Em canto geral, Vandré desafia o regime fascista e defende abertamente a revolução
A canção que eu trago agora fala de toda a nação
A pista dada por Disparada, em termos composicionais, nos leva a Canto Geral (EMI/Odeon, 1968), de expressivas semelhanças rítmicas. O álbum é representativo da ruptura completa de Geraldo Vandré com a bossa-nova e afirmativo na disputa que se desenhava na Música Popular Brasileira (MPB). Os tropicalistas lançavam "Tropicália Ou Panis Et Circenses" (Phillips, 1968), que era a materialização gravada do que entendiam como “som universal”, o produto necessário da bobajada que intitularam de “linha evolutiva da Música Popular Brasileira” defendida por Caetano Veloso. Em síntese, significava que quão maior fosse a adoção de formas musicais estrangeiras, mais evoluída seria a música brasileira. A opinião de Geraldo Vandré quanto a isso era resoluta, como relata a biografia escrita por Vitor Nuzzi: "Só entendo canção de forma universal se ela partir da música popular brasileira, afirmou Vandré em São Bernardo, para em seguida citar o escritor Mario de Andrade. O artista que procura se expressar na arte universal corre o risco de, de repente, se surpreender fazendo arte de outra nacionalidade que não a sua".1
Não só como parte do claro antagonismo estético que se desenhava, Canto Geral é um álbum de resistência ao regime militar-fascista e de defesas abertas da Revolução. Nele, o engajamento alcança seu ápice, abordando a situação de vida das massas, a relação da vanguarda com elas e a necessidade da organização popular para a luta partindo do campo. Diferentemente de seu álbum anterior, as posições revolucionárias aparecem de forma muito mais direta.

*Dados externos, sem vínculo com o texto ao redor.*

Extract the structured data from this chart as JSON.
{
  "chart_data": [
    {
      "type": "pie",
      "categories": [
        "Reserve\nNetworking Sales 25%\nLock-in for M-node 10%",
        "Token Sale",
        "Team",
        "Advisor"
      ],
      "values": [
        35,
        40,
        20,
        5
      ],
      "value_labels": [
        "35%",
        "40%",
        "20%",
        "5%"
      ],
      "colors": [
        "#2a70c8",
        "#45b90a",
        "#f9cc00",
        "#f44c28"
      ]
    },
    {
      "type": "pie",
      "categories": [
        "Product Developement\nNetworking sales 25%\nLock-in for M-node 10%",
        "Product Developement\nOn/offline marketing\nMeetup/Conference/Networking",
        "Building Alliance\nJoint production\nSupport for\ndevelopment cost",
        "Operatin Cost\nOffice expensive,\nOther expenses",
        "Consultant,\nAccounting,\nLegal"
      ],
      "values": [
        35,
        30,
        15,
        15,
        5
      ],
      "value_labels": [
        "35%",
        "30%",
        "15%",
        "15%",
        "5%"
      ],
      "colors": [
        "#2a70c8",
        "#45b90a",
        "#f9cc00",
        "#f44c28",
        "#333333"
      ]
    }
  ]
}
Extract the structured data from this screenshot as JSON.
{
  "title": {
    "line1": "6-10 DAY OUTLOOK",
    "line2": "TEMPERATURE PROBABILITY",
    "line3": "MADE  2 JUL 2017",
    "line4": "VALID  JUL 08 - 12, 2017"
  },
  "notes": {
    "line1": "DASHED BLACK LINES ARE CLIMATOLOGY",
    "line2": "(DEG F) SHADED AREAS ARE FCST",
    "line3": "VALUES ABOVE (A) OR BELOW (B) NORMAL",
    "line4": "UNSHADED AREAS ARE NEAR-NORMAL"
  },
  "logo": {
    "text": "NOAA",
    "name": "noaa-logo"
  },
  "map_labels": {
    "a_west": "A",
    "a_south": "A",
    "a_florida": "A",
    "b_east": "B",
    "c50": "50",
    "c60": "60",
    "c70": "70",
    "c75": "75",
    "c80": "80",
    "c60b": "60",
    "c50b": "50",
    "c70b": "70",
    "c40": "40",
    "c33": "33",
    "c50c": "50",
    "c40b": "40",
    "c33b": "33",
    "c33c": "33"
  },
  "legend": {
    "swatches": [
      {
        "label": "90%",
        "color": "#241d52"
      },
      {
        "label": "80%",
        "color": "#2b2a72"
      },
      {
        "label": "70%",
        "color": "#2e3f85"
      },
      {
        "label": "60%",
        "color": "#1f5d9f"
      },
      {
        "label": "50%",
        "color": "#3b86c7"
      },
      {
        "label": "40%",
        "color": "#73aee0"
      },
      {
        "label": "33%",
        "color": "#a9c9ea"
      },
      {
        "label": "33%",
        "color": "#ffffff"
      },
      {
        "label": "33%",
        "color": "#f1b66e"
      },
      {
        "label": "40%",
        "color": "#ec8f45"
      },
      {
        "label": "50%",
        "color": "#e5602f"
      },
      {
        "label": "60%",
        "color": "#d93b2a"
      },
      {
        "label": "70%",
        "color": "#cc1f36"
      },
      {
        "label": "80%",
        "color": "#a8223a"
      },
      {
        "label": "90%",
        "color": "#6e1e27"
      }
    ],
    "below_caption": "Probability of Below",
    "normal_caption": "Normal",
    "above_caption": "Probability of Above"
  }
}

Na capa, as cores verde e amarela. O título é escrito em vermelho, sobre a imagem do gado de um lado e do povo de outro – possivelmente numa referência à letra de Disparada. Na contracapa, uma citação de Bertold Brecht: “Desses tempos em que falar de árvores é quase um crime, pois implica em silenciar sobre tantos erros – aos que virão depois de mim.”. Categórico, diante do que viria a se tornar. O texto segue como um discurso político de autoria própria: "(...) A invenção e a elaboração somente transcendem seus aspectos puramente formais e passam a ser efetivamente criativas quando servem a uma necessidade real e concreta de repartir. Sem bondades e sem heroísmos. Por uma decorrência natural de ser e de ter. Porque repartir é, em última análise, um exercício fundamental da existência e a única razão de ser da propriedade. Construindo casas ou pontes, igrejas ou hospitais, pintando, curando doentes, viajando ou varrendo as ruas, fazendo política ou amor, morrendo e, porque não, matando, a vida importa somente pela doação que se faz dela, pelo sentido e pela direção (...)".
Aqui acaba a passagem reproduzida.